As long as the proposal is approved as submitted, Rust may be able to send out checks in as little as a week or 10 days, said Fastiff, who is one of the lead attorneys for the class.

De Beers denied allegations

Between 2001 and 2005, seven lawsuits were filed “alleging that the De Beers group of companies used its market dominance to wrongfully raise the prices of rough diamonds,” the settlement order stated.

De Beers’ chairman “declared publicly” that it “violates [U.S. antitrust law] by managing the diamond market, controlling supply, managing prices and acting collusively with other firms in the diamond industry,” according to a complaint filed with the court.

Plaintiffs alleged De Beers owned 65 percent of the diamond market, a court document stated.

Michaels said she has firsthand knowledge of the alleged price fixing.

“I was working at Goodman Jewelers in 1995. And my boss came up to me and said, ‘Well, if there’s anything you want you better buy it now because the prices are going up.’ That was due to De Beers upping their prices,” Michaels said.

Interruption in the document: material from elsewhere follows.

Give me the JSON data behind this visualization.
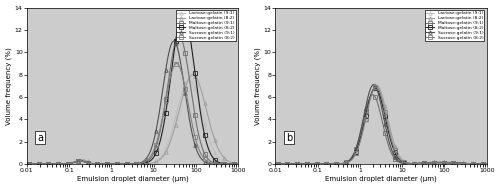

De Beers denied those allegations and asserted that a U.S. court has no jurisdiction over its business. But it eventually agreed to settle the lawsuits. The collective settlement included antitrust language and placed De Beers under U.S. court jurisdiction in certain instances.

Appeals were ‘frivolous’

The settlement didn’t end the litigation, however.

“The money should have been in the consumers’ hands years ago,” Fastiff said. “But there are unscrupulous lawyers who are trying to extort money by filing these frivolous objections and we refused to pay them off ... [to make them] go away.”

Second, there was the refund calculation process that Fastiff said Rust was hesitant to undertake before the appeals concluded. It took until April to nail down the details for the 551,909 consumer claimants.

Sharing with the whole class

The settlement was divided among three groups. Those who bought directly from De Beers were apportioned $22.5 million; $137.1 million went to 6,190 jewelry stores and other middlemen; and $135.4 million was designated to pay the claims for consumers who paid a total of more than $2 billion for diamonds and diamond jewelry over a 22-year period.

Fees charged for 39,000 hours of work done by 18 law firms took 25 percent off the top of each pool. Interest that accumulated as the money sat in escrow was added back in.

Subtracting attorney expenses, payments to top plaintiffs and more than $900,000 to Rust, the average payout to consumers will be $180.75, according to a memorandum submitted to the court. Michaels paid $18,000 for the jewelry she included on her claim form, but her refund will be based on just the diamonds themselves.

What is Michaels going to do with the money when she finally gets it? She said she now receives Social Security and makes a little side money working the meat raffle and the pulltab booth at Schooner Tavern in Minneapolis. She sold some of her jewelry just to get by.

“I said to those people at Rust Consulting that even if I only get $200, you know what I’m going to do with that $200? I’m going to Rainbow.”